Essayez donc d’évaluer honnêtement sur quel type de neige vous skiez le plus souvent : neige dure, damée, regelée ? Ou neige fraîche, trafollée, bosses ?
Sur neige dure, ce qui représente souvent 70 à 80 % du temps pour la plupart des skieurs, un ski proche de 70 mm vous aide davantage pour votre efficacité technique et pour la santé de vos articulations.
Sur neige molle, un ski plus large peut offrir un léger confort. Mais il devient rapidement pénalisant dès que la neige se durcit ou se tasse.
En résumé : si vous skiez majoritairement sur piste, une paire de piste bien choisie reste généralement plus cohérente qu’un ski “polyvalent” choisi par sécurité. Le ski polyvalent peut avoir du sens comme deuxième paire ou si vos conditions réelles le justifient, mais pas comme raccourci pour masquer une technique encore en construction.
Au début, vous n’avez pas toujours assez de repères pour savoir si un ski vous aide ou vous freine.
Il vaut mieux partir sur une paire de référence, cohérente avec votre progression, plutôt que choisir selon la sensation immédiate, le discours du vendeur ou l’image du ski.
Quand votre niveau de compréhension et de ressenti progresse, vous devenez capable de sentir ce que le ski vous donne : basculement, accroche, passage de carre à carre, fatigue, stabilité.
Vous pourrez choisir ce que vous voulez en testant, parce que vous serez capable de ressentir la différence entre ce que donne le ski et la facilité ou non que vous avez à faire les mouvements qui pilotent les skis.

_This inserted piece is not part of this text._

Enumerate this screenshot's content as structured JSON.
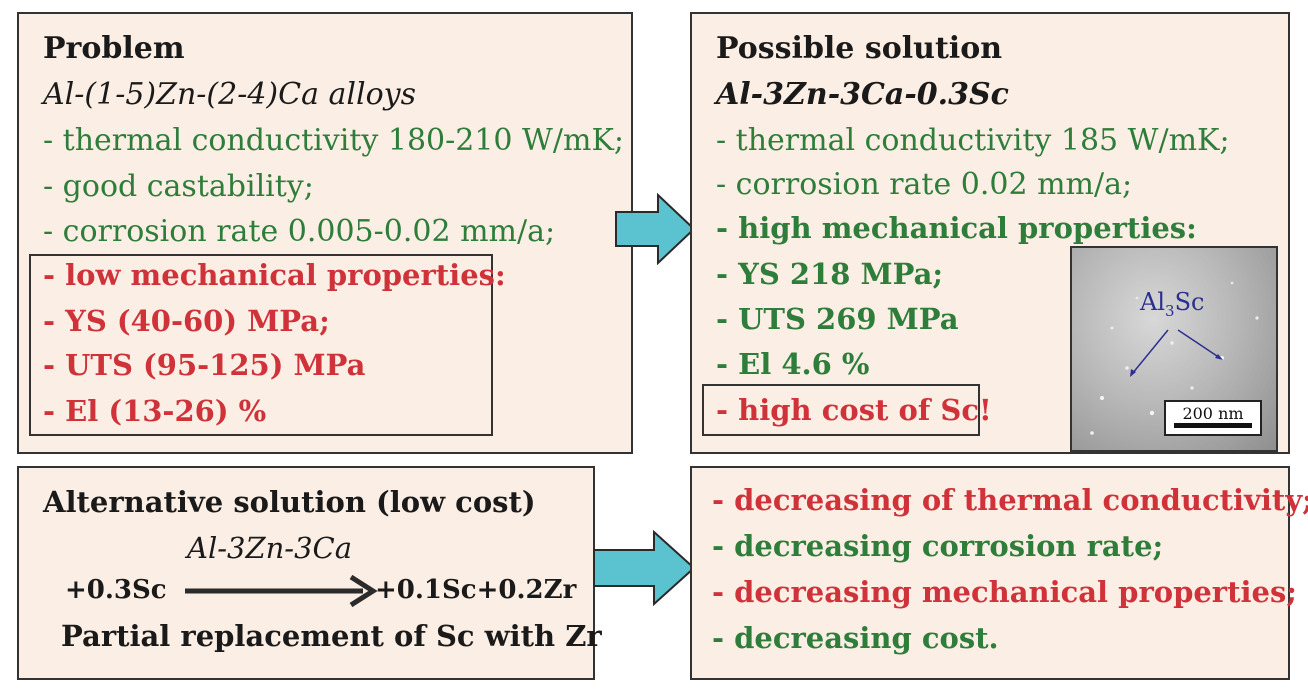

En tant que skieur de 1,92 m pour 85 kg, j’utilise principalement plusieurs paires de skis selon les conditions.
Head e-SL Pro en 170 cm, 68 mm au patin, rayon 13,7 m.
Depuis fin de saison 2026 : Original + 6X stiff en 179 cm, 69 mm au patin, rayon 17 m.
L’idée n’est pas d’avoir un ski “facile” au sens marketing, mais un ski fiable, précis, qui permet de ressentir clairement ce que l’on fait.
Head e-Rally : 78 mm au patin.
Head e-Titan : 84 mm au patin.
Je les utilise plutôt quand il y a plus de neige fraîche, de bord de piste ou de neige souple. Cela dépend de la quantité de neige qui est tombée. L’un ou l’autre peut faire l’affaire.
Head Kore 99 ou Head Kore 117 en 184 cm.
Je les utilise pour les sorties en poudreuse exclusive, avec de la neige profonde, type heliski ou catski. Le choix dépend de l’épaisseur et de la légèreté de la neige.
La recommandation principale est volontairement simple. Mais elle ne doit pas être mal interprétée : ce n’est pas une publicité pour Head, ce n’est pas une règle figée pour tous les skieurs avancés, et ce n’est pas une excuse pour négliger la préparation des skis.
Je n’ai aucun partenariat avec la marque. Je cite souvent Head parce que ce sont les skis que je connais le mieux, que j’utilise moi-même au quotidien, que nos élèves utilisent en stage, et que Harb Ski Systems et leurs élèves utilisent depuis des années.
L’important reste les caractéristiques : un ski de piste précis, cohérent, fiable, avec un rayon court, un patin étroit et un comportement sans mauvaise surprise.
Si vous avez déjà un très bon niveau de compréhension et de ressenti, vous pourrez tester des skis plus puissants, plus rigides ou plus spécifiques.
Mais je ne veux pas en faire une recommandation générale. Certains skis très performants peuvent être plus physiques, moins confortables dans les bosses ou les terrains irréguliers, et ne donnent pas forcément un gain utile si votre objectif est de progresser en brossé-carvé, en virages courts ou en terrain varié.
À ce niveau, le bon choix vient surtout des tests et de votre capacité à sentir ce que le ski vous donne ou vous enlève.
⚠️ Ce n’est pas seulement le modèle : l’affûtage compte. Sur neige dense, dure ou à canon, même un très bon ski devient une plaie à skier s’il est mal affûté. Ne négligez jamais la qualité des carres.
Ne cherchez pas d’abord le ski parfait pour toutes les situations. Cherchez le ski qui vous permet de sentir, répéter et affiner les bons mouvements.
Plus votre technique devient claire, plus votre choix de ski devient libre.